Note here that what I've thus far called and "AI extinction event" is not truly an extinction event. Indeed, there are various nomads that are far away from the machine, and they rebuild society (using the power generated by the machine!), and the people in Painter's world are their descendents. Likewise, I think that in real life it's quite a bit more likely to have an AI catastrophe that is simply a catastrophe, and not a true "extinction" event. For the rest of this post, instead of saying "AI extinction event", I'll say "AI catastrophe".

Another important point is that all of this danger is possible without the machine being truly sentient or self-aware or conscious. In fact, the narrator of the story is very clear that the machine is not superintelligent, nor even "truly" intelligent in the way that a human is. True, the narrator wonders if it has some shred of self-awareness at the end, but it definitely cannot plan like humans can. All that is required for the catastrophe is that it has sufficient power and its has a misaligned intermediate step.

I emphasize the non-importance of sentience/consciousness to emphasize the fact that such the danger of such a catastrophe is a real thing that really could happen. We can talk ourselves in circles about whether AI is self-aware or intelligent or whether it ever will be. But there is real and present danger regardless of the answers to these questions.
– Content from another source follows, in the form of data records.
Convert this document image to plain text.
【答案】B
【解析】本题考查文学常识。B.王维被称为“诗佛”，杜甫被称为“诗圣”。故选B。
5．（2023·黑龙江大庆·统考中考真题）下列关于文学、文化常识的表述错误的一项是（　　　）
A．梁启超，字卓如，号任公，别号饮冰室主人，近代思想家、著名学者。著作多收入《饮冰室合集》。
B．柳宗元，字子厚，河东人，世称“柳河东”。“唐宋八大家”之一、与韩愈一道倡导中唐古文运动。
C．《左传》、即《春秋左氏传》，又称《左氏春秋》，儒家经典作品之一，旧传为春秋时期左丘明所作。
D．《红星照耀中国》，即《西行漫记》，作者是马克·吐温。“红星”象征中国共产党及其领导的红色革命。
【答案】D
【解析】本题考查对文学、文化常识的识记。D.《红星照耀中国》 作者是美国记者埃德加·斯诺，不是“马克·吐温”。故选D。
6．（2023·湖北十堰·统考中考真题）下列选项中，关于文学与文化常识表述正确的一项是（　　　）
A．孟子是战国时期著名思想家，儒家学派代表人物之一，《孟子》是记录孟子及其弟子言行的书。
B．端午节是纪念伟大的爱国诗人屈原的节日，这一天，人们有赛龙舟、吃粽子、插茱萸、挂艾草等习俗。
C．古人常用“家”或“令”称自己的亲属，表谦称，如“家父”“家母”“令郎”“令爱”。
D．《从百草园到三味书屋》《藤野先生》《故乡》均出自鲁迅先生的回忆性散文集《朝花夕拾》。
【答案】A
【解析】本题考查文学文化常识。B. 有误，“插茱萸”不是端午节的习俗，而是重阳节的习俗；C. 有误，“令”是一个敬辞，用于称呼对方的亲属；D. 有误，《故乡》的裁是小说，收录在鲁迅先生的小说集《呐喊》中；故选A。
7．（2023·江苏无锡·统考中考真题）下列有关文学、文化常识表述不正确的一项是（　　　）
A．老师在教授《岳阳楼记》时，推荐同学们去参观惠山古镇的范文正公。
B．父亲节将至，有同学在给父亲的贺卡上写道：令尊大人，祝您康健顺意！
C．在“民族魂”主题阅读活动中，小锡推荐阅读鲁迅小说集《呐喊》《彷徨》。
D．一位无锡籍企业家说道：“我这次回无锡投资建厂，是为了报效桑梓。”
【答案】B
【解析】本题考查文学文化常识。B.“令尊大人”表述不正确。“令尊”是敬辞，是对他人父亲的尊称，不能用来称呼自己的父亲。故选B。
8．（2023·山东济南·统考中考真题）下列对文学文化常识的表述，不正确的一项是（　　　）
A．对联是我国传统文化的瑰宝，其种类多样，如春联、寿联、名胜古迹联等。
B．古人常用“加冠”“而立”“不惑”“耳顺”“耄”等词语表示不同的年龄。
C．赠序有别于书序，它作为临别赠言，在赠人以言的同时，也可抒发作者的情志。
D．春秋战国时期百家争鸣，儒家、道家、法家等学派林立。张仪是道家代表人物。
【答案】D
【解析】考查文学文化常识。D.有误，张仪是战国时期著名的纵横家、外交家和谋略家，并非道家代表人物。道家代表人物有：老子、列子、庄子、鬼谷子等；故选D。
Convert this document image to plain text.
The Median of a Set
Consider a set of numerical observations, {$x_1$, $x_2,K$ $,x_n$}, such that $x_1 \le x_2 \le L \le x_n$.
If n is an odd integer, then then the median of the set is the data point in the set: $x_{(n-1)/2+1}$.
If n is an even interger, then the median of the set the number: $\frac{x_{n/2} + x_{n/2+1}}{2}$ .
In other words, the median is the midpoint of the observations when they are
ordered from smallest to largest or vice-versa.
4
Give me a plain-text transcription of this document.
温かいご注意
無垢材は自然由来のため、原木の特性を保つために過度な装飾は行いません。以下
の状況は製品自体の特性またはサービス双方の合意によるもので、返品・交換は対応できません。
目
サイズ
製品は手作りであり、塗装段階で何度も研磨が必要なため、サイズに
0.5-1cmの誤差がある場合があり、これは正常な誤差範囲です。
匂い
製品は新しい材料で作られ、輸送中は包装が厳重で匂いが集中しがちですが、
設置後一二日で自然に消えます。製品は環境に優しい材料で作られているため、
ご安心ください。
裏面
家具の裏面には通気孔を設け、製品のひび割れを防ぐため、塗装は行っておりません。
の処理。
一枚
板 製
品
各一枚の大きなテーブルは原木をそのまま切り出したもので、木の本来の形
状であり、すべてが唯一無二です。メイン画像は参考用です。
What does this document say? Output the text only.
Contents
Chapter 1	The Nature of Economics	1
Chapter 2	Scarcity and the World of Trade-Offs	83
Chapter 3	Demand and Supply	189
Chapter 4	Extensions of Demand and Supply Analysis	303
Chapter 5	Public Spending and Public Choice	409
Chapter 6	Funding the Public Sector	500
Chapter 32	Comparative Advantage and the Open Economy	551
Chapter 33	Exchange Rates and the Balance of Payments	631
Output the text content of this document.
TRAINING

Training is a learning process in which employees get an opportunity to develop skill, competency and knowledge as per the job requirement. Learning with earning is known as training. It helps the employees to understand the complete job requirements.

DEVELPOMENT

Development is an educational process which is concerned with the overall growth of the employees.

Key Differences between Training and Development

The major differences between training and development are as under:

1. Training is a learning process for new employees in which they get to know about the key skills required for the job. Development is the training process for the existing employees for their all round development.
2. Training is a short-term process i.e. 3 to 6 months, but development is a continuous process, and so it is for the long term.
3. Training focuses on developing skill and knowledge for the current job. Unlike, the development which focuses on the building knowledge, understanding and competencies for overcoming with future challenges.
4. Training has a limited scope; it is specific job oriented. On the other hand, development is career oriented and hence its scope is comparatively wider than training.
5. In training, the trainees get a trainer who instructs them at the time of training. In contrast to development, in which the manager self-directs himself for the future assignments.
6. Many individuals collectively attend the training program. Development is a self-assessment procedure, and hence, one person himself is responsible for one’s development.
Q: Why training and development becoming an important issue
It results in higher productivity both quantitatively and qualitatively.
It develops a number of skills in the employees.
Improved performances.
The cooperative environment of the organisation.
Speaking of real and present danger, is it possible that AI could have enough power to do something this catastrophic?

Well, I don't know.

I've observed two things that concern me. Firstly, it seems like there are many different ways to "jailbreak" an AI and remove whatever safety or alignment features are put there by the company. Secondly, our AI tools have very strong coding capabilities, which implies that they should also be strong at computer security: hacking, cryptography, bug-finding, and the like. Taken together, these are the perfect recipe for a digital disaster which like a major internet outage, government/corporate secrets, the financial system, or other digital infrastructure. In theory, all it takes is one careless company or one bad actor.

An what's even more concerning is that Anthropic claims precisely that Claude Mythos is good enough at coding/hacking to cause such a catastrophe. According to Anthropic, if a bad actor were able to develop or steal such a system, they could create such a catastrophe right now.

So where do we go with this? I think it's very important to treat the possibility of an AI catastrophe seriously. This isn't just a fantasy of nerds who are stuck on LessWrong; while I do find many things that show up on LessWrong and similar internet forms to be a bit fantastical, I argue that there is a real, possible danger of a digital AI catastrophe that could happen soon.

So where have we ended up? I don't have any good answers. The possibility of a catastrophe isn't going to stop me from using AI–it's an incredibly useful and powerful tool. But maybe that's the point: with great power, comes great responsibility. So as best I can, I'm going to try to be responsible with how I use AI.

I also think it's important to ask some tough questions: who gets to use AI? Who makes decisions about it? What accountability is in place, if any?

If I'm being completely honest, "trying to be responsible" and "asking questions" feels a bit underwhelming to me right now, given how life-changing it seems like this technology will be. But I honestly don't feel qualified to say anything more than that right now.

Let's see what the next five years looks like. It's sure to be interesting.

Bonus

I know I said I wasn't going to talk about anything but the villan, but I can't help myself.

Sanderson had the perfect opportunity to tell a tragic love story that makes you want to cry at the end. But he chickened out and gave us a happy ending.

Honestly, I liked the way it ended, because I'm a sop and I just want things to work out and everyone to be happy. But what do you think? Should the story have ended before the first epilogue? Or was the epilogue the right thing to do?